APositiveMind · 22/12/2018 21:12

@insomnibrat
Its out first Christmas living in our own home and his mum passed away a few years ago, so i think he feels like his dad is lonely, although he has a brother who lives at home, and he'll be spending Christmas day with his dad and family this year as I understand it's probably tough for him. It's coming up to the time of year when his mum passed so he is on edge and he gets down around this time. But I'd rather he told me about it rather than taking itnoutnkn me and starting an argument. We don't want to argue, we get on really well and enjoy our time together but he's too quiet to share how he's feeling so it builds up into something more than it has to be.

He came upstairs when I went to put my jammies on and apologised. Now he's playing his PlayStation with his mate happy as Larry.

What a conundrum of an evening that was planned to be nice rolls eyes

OP posts:
APositiveMind · 22/12/2018 21:15

I would never leave him about an argument over vegetables. He might irritate the shit out of me on the odd occasion but we're happy together. What's a life without a fight.

OP posts:
LittleBot178 · 22/12/2018 21:25

What’s a life without a fight

Ummm....a peaceful and happy one?

APositiveMind · 22/12/2018 21:44

@littlebot178
So you've never had a single argument with any significant other, ever?

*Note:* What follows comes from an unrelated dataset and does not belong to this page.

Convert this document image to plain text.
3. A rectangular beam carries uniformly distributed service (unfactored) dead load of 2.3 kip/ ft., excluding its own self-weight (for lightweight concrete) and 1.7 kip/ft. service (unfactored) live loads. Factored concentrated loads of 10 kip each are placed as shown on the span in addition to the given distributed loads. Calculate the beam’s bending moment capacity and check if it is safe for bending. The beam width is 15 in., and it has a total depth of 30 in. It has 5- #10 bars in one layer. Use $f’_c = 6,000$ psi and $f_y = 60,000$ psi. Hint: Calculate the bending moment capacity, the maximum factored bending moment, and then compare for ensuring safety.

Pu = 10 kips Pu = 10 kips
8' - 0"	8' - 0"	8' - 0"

I was reading something a fee years ago about how arguments and disagreements in relationships are healthy to an extent, as they show you care for eachother (in one way or another)

OP posts:
LittleBot178 · 22/12/2018 21:51

Yes I have, but I don’t relish it or think my life is lacking if we don’t fight. Isn’t it better to work out disagreements in a more civil fashion? I couldn’t be bothered with this sort of petty, passive aggressive conflict and I certainly wouldn’t tolerate the ridiculous shit your DP pulled this evening.

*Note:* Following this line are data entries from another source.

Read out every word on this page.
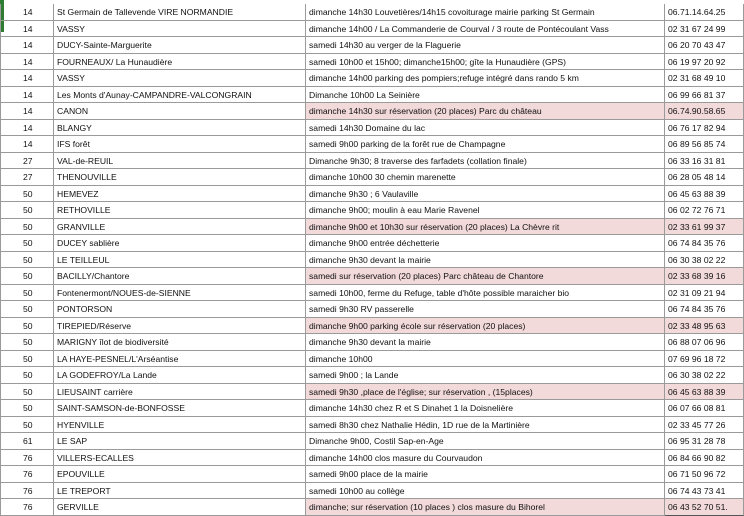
14	St Germain de Tallevende VIRE NORMANDIE	dimanche 14h30 Louvetières/14h15 covoiturage mairie parking St Germain	06.71.14.64.25
14	VASSY	dimanche 14h00 / La Commanderie de Courval / 3 route de Pontécoulant Vass	02 31 67 24 99
14	DUCY-Sainte-Marguerite	samedi 14h30 au verger de la Flaguerie	06 20 70 43 47
14	FOURNEAUX/ La Hunaudière	samedi 10h00 et 15h00; dimanche15h00; gîte la Hunaudière (GPS)	06 19 97 20 92
14	VASSY	dimanche 14h00 parking des pompiers;refuge intégré dans rando 5 km	02 31 68 49 10
14	Les Monts d'Aunay-CAMPANDRE-VALCONGRAIN	Dimanche 10h00 La Seinière	06 99 66 81 37
14	CANON	dimanche 14h30 sur réservation (20 places) Parc du château	06.74.90.58.65
14	BLANGY	samedi 14h30 Domaine du lac	06 76 17 82 94
14	IFS forêt	samedi 9h00 parking de la forêt rue de Champagne	06 89 56 85 74
27	VAL-de-REUIL	Dimanche 9h30; 8 traverse des farfadets (collation finale)	06 33 16 31 81
27	THENOUVILLE	dimanche 10h00 30 chemin marenette	06 28 05 48 14
50	HEMEVEZ	dimanche 9h30 ; 6 Vaulaville	06 45 63 88 39
50	RETHOVILLE	dimanche 9h00; moulin à eau Marie Ravenel	06 02 72 76 71
50	GRANVILLE	dimanche 9h00 et 10h30 sur réservation (20 places) La Chèvre rit	02 33 61 99 37
50	DUCEY sablière	dimanche 9h00 entrée déchetterie	06 74 84 35 76
50	LE TEILLEUL	dimanche 9h30 devant la mairie	06 30 38 02 22
50	BACILLY/Chantore	samedi sur réservation (20 places) Parc château de Chantore	02 33 68 39 16
50	Fontenermont/NOUES-de-SIENNE	samedi 10h00, ferme du Refuge, table d'hôte possible maraicher bio	02 31 09 21 94
50	PONTORSON	samedi 9h30 RV passerelle	06 74 84 35 76
50	TIREPIED/Réserve	dimanche 9h00 parking école sur réservation (20 places)	02 33 48 95 63
50	MARIGNY îlot de biodiversité	dimanche 9h30 devant la mairie	06 88 07 06 96
50	LA HAYE-PESNEL/L'Arséantise	dimanche 10h00	07 69 96 18 72
50	LA GODEFROY/La Lande	samedi 9h00 ; la Lande	06 30 38 02 22
50	LIEUSAINT carrière	samedi 9h30 ,place de l'église; sur réservation , (15places)	06 45 63 88 39
50	SAINT-SAMSON-de-BONFOSSE	dimanche 14h30 chez R et S Dinahet 1 la Doisnelière	06 07 66 08 81
50	HYENVILLE	samedi 8h30 chez Nathalie Hédin, 1D rue de la Martinière	02 33 45 77 26
61	LE SAP	Dimanche 9h00, Costil Sap-en-Age	06 95 31 28 78
76	VILLERS-ECALLES	dimanche 14h00 clos masure du Courvaudon	06 84 66 90 82
76	EPOUVILLE	samedi 9h00 place de la mairie	06 71 50 96 72
76	LE TREPORT	samedi 10h00 au collège	06 74 43 73 41
76	GERVILLE	dimanche; sur réservation (10 places ) clos masure du Bihorel	06 43 52 70 51.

KeiTeNgeNge · 22/12/2018 22:06

God, just leave him

Chucky16 · 22/12/2018 23:33

@APositiveMind you have to ask? You asked him to get something for dinner and he got 2 steaks, instead of thanking him (for what would be a luxury in my house) you just said “Didn’t you get any veg?” This comes across as quite ungrateful and to be honest if I was him I would be a bit pissed with your reaction!! We’re only getting your side of this pretty stupid argument that arose out of veg, be it fresh or frozen! I’m pretty sure that his version of would be a bit different from this, along the lines...I was doing some extra work today, to make some extra money for us. Wife phones me on way home ands asked me to get dinner, so I got steaks for us as a treat. Instead of thanking me she Just asks why I didn’t get any veg? I’m pretty knackered with the extra work and just wanted to get home. There’s plenty of veg in the freezer anyway, but that’s not good for her. I tell her that if she wants fresh veg she can go and get it herself, so she just goes in a mood. I’ve been working and can’t be fucked with this so I just leave her to it, which seems to have put her in a worse mood AND she wants ME to apologise to her!

Motoko · 23/12/2018 00:53

You can have disagreements without shouting.

Imissgmichael · 23/12/2018 01:02

Actually Chucky the OH acted like a tantrumming and very rude giant child.

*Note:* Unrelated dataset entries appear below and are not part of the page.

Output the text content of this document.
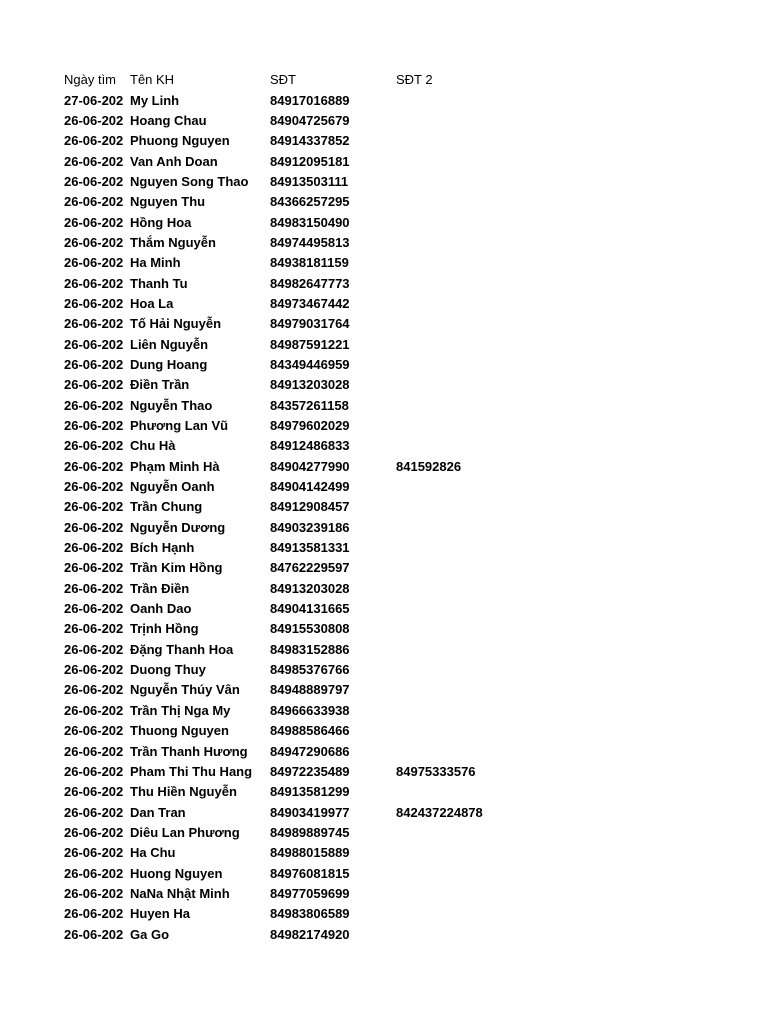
Ngày tìm	Tên KH	SĐT	SĐT 2
27-06-202	My Linh	84917016889	
26-06-202	Hoang Chau	84904725679	
26-06-202	Phuong Nguyen	84914337852	
26-06-202	Van Anh Doan	84912095181	
26-06-202	Nguyen Song Thao	84913503111	
26-06-202	Nguyen Thu	84366257295	
26-06-202	Hồng Hoa	84983150490	
26-06-202	Thắm Nguyễn	84974495813	
26-06-202	Ha Minh	84938181159	
26-06-202	Thanh Tu	84982647773	
26-06-202	Hoa La	84973467442	
26-06-202	Tố Hải Nguyễn	84979031764	
26-06-202	Liên Nguyễn	84987591221	
26-06-202	Dung Hoang	84349446959	
26-06-202	Điền Trần	84913203028	
26-06-202	Nguyễn Thao	84357261158	
26-06-202	Phương Lan Vũ	84979602029	
26-06-202	Chu Hà	84912486833	
26-06-202	Phạm Minh Hà	84904277990	841592826
26-06-202	Nguyễn Oanh	84904142499	
26-06-202	Trần Chung	84912908457	
26-06-202	Nguyễn Dương	84903239186	
26-06-202	Bích Hạnh	84913581331	
26-06-202	Trần Kim Hồng	84762229597	
26-06-202	Trần Điền	84913203028	
26-06-202	Oanh Dao	84904131665	
26-06-202	Trịnh Hồng	84915530808	
26-06-202	Đặng Thanh Hoa	84983152886	
26-06-202	Duong Thuy	84985376766	
26-06-202	Nguyễn Thúy Vân	84948889797	
26-06-202	Trần Thị Nga My	84966633938	
26-06-202	Thuong Nguyen	84988586466	
26-06-202	Trần Thanh Hương	84947290686	
26-06-202	Pham Thi Thu Hang	84972235489	84975333576
26-06-202	Thu Hiền Nguyễn	84913581299	
26-06-202	Dan Tran	84903419977	842437224878
26-06-202	Diêu Lan Phương	84989889745	
26-06-202	Ha Chu	84988015889	
26-06-202	Huong Nguyen	84976081815	
26-06-202	NaNa Nhật Minh	84977059699	
26-06-202	Huyen Ha	84983806589	
26-06-202	Ga Go	84982174920	
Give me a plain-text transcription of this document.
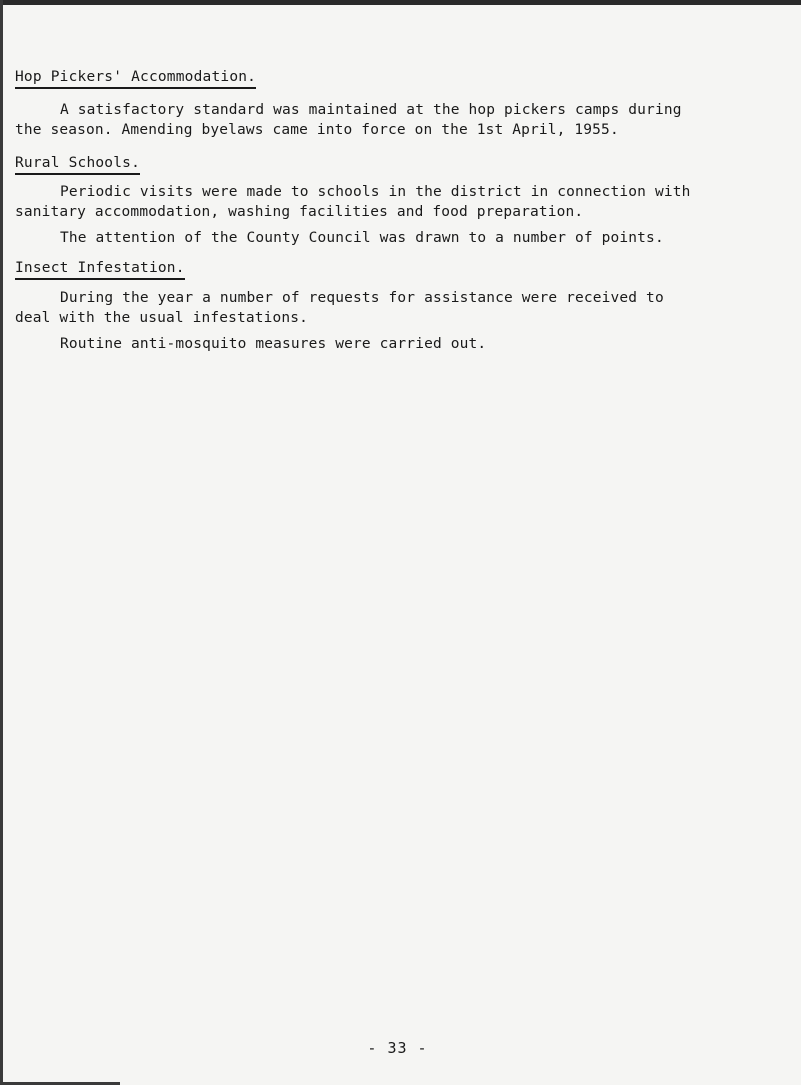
Hop Pickers' Accommodation.

A satisfactory standard was maintained at the hop pickers camps during
the season. Amending byelaws came into force on the 1st April, 1955.

Rural Schools.

Periodic visits were made to schools in the district in connection with
sanitary accommodation, washing facilities and food preparation.

The attention of the County Council was drawn to a number of points.

Insect Infestation.

During the year a number of requests for assistance were received to
deal with the usual infestations.

Routine anti-mosquito measures were carried out.

- 33 -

timeisnotaline · 23/12/2018 06:53

The op is getting a tough time! My dh would never ever speak to me like that. And wandering around the kitchen pretending to talk to the dog... while I cook!

Northernparent68 · 23/12/2018 07:01

I think there’s something you re not telling us, what was your tone like when you spoke to him, do you often micro manage or criticise him

cariadlet · 23/12/2018 08:33

Actually Chucky the OH acted like a tantrumming and very rude giant child

True, but so did the OP. And the massive dripfeed about it approaching the anniversary of the OH's mum's death goes some way to explaining his moodiness and the way he snapped at (perceived) criticism.